Former homeless man spends 1000 hours volunteering with charity during the pandemic
By Julia Gregory, Local Democracy Reporter
“I would rather be helping others. If I had sat at home with Covid going on I would have been drinking,” former homeless Londoner Lee said about clocking up 1,000 hours selflessly volunteering during the pandemic.
“I remember someone saying to me ‘you need to keep busy and get structure into your life, otherwise you’ll go downhill and start drinking again’.”
“Volunteering has helped me keep sober too. I’ve been volunteering for five years and April marked five years of me being clean from drink and drugs. It’s given me a purpose to get up in the morning and something to focus my mind on.”
He was living on the streets on and off for 26 years and says he now has too much to lose to fall off the wagon.
Lee first slept rough when he was 18 and arrived at Leicester Square after his family said enough was enough when he started experimenting with drink and drugs.
He quickly fell in with a group of older people who would drink with him and send him out begging.
“When I was sleeping at Leicester Square I did not feel safe. I was 18 and I didn’t know anything,” he said.
“You have always got to be on your guard sleeping rough. I was once dragged in my sleeping bag into the road and left there by people who were laughing.”
Over the years he’s stayed with friends and slept around Westminster and the King’s Road in Chelsea and tried to kick his drinking habit.
“I was staying in people’s houses and hostels. I used to go back to Westminster begging to make money, I got hooked on it.”
“I was slowly addicted to being on the streets,” he said.
But life on the streets took its toll.
Lee has never had a job – something he’s keen to change and hopes to go to college to build on his skills.
He hopes to learn more IT skills as well as maths and reading.

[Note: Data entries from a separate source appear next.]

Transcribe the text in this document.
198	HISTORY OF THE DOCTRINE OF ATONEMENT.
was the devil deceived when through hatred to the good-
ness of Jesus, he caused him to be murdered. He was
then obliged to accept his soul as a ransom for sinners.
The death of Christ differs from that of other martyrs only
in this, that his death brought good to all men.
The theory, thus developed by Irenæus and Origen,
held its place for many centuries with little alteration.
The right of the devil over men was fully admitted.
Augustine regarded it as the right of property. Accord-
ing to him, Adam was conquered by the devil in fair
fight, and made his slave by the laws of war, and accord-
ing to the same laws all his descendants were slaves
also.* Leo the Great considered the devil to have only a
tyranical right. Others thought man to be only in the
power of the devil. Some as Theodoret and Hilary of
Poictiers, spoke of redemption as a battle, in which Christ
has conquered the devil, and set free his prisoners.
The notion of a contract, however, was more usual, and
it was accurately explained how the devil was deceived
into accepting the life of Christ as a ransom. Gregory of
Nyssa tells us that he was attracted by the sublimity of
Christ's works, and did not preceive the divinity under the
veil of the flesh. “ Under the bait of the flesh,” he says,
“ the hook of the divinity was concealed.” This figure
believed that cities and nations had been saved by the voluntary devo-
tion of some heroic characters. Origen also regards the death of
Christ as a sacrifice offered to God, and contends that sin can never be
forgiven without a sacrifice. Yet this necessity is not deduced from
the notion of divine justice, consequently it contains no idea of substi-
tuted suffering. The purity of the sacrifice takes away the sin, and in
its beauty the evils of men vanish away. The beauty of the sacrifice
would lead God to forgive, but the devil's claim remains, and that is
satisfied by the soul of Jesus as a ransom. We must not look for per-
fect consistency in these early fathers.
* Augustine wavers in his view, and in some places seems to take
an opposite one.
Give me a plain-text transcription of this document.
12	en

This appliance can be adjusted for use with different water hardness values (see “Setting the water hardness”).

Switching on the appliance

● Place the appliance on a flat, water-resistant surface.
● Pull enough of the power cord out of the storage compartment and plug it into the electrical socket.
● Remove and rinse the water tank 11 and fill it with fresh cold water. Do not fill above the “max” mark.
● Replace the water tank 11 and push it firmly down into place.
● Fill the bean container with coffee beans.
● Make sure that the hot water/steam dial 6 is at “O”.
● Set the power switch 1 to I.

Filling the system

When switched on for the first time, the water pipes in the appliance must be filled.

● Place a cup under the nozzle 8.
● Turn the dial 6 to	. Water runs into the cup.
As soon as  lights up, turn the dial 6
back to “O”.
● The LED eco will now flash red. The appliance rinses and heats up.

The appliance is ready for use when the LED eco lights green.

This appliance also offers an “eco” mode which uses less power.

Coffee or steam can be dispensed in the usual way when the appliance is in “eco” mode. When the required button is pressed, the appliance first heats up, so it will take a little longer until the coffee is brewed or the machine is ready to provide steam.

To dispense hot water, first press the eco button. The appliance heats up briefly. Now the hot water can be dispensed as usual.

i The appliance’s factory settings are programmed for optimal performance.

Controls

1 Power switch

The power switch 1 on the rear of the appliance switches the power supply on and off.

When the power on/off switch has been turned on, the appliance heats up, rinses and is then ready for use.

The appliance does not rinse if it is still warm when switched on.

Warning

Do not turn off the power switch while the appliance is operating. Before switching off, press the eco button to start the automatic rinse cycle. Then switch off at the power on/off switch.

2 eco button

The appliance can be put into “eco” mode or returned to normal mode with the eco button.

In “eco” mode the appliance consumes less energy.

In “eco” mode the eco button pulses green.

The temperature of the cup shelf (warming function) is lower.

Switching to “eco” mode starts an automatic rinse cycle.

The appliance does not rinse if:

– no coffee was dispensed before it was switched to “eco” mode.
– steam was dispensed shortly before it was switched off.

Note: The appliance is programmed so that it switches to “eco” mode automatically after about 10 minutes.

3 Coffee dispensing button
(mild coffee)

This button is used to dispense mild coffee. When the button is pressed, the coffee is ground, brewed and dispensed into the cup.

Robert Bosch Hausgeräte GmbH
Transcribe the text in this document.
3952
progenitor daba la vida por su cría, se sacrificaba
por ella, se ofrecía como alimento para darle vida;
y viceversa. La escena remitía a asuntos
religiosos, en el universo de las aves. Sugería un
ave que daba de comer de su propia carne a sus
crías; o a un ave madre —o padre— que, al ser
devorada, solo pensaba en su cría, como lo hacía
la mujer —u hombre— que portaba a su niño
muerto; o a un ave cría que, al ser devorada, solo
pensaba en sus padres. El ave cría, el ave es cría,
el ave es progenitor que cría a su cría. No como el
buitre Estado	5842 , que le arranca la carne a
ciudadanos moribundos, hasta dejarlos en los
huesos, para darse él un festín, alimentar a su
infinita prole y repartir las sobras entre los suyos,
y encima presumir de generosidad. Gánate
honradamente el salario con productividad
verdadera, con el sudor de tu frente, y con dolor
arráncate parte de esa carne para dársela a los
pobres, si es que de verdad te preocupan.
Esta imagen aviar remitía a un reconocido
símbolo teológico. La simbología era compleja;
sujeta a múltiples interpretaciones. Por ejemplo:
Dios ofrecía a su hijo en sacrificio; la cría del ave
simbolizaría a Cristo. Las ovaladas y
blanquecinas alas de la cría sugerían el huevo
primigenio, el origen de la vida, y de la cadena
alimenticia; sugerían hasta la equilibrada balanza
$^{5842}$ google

Next up the 50-year-old plans to join the library.
Eventually he got help after the team at Chelsea Methodist Church contacted the No Second Night Out team and he went to a detox centre in Sussex, before getting help at the Turning Point centre in Tooting.
“Ever since then I’ve stayed sober. It’s five years in April,” he said.
“I took the chance when I had it and I worked for it.
“It’s been brilliant having a home. My neighbours are great and I feel safe. I shut my door and cook my own food. I’ve never done that before.”
With St Mungo’s help he’s now living in a housing association flat in Shepherd’s Bush, west London.
He was already volunteering with the homeless charity after joining their multi-skills course at St Mungo’s Recovery College where he learnt painting and decorating, tiling and plumbing skills when the pandemic struck.
At the hotel, in Waterloo, Lee supported clients with food deliveries, cleaning and moral support. He also helped clients with benefits applications so many of them could move on into other accommodations.
He’d also helped with their outreach team who go out every night to offer rough sleepers support and the first steps off the streets.
So he started helping clients brought in off the street as part of the government’s Everybody In scheme, launched when lockdown started to protect the homeless from the pandemic.
He’s one of 467 St Mungo’s volunteers who helped out during the pandemic and supported nearly 1,500 Londoners to find longer-term homes.
“Obviously I was scared of Covid and wary of it. But I got the jab as a key worker,” he says.
He now helps get breakfast for the 100 guests at a hotel in Waterloo and supports them in their next step to getting a permanent home. When people leave for new accommodation it feels great, he explained.
Lee also backed the opening of London’s first detox service especially for the homeless which has just opened at St Thomas’s Hospital near Waterloo.
“It will help so many people not to go back on the street and to square one,” he says. They are giving them follow ups to help them stay sober.”
As the economic cost of the pandemic bites it’s feared more people could be left on the streets.
Lee urges people “to show them kindness and understanding.”
“We know there were people sleeping rough during the pandemic. If you just smile and wave your hand you make people feel better. A lot of people buy homeless food. If you see them there for a long time go back and ask if this is where they sleep and make a street referral,” he said.